Было у матери двое детей: мальчик и девочка.

По утрам мать уходила на работу, а вечерами хлопотала по хозяйству: готовила, стирала.

Дочь и сын не только не помогали ей, но и за собой никогда не убирали. Встанут утром — разбросают книжки и игрушки, а сами гулять убегут.

Нередко мать плакала от обиды…

Так и росли брат с сестрою лодырями.

Но вот однажды только убежали они гулять, как откуда ни возьмись — налетел Вихрь, зашумел, засвистел за окнами, увидел плачущую мать, распахнул ставни и ворвался в комнату. Не успела мать опомниться, как поднял её Вихрь, закружил и понёс высоко-высоко, далеко-далёко…

Пришли брат с сестрой домой — никто их не встречает.

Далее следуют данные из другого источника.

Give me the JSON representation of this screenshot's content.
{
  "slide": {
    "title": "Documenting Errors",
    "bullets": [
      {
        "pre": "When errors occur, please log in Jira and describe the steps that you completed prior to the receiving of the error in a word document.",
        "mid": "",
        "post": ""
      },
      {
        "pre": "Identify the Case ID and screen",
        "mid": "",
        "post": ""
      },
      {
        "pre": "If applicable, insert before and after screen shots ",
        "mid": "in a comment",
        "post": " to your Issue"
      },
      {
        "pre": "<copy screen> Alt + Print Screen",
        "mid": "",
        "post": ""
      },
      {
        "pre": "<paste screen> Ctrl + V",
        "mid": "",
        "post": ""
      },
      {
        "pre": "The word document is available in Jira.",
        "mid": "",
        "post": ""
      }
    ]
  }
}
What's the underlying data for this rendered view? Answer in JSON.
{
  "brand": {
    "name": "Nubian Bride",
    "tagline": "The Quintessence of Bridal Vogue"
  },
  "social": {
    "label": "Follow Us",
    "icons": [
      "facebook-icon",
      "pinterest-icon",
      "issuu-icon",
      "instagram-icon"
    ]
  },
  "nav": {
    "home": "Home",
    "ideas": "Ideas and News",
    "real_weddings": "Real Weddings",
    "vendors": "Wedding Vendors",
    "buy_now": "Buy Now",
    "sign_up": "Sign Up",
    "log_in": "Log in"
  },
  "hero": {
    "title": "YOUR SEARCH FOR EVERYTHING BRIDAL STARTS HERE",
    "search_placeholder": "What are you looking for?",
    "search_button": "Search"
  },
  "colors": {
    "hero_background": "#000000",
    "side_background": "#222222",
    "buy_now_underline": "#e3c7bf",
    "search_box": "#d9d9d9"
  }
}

И день, и другой, и третий — нет матери. Никто не приласкает, никто не покормит… Ничего не поделаешь — дети искать её отправились. Весь день блуждали по дорогам и тропам, перебирались через ручьи и овраги. Вот подошли к тёмному лесу. Вдруг под елью заметили пушистый комочек — то у Сороки из гнезда птенец вывалился. А Лиса коварная — тут как тут — к нему подбирается. Сорока над ними кружит, кричит, но спасти птенца не может. Заметила хитрюга Лиса детей и в тот же миг скрылась. Весело запрыгала Сорока вокруг детёныша.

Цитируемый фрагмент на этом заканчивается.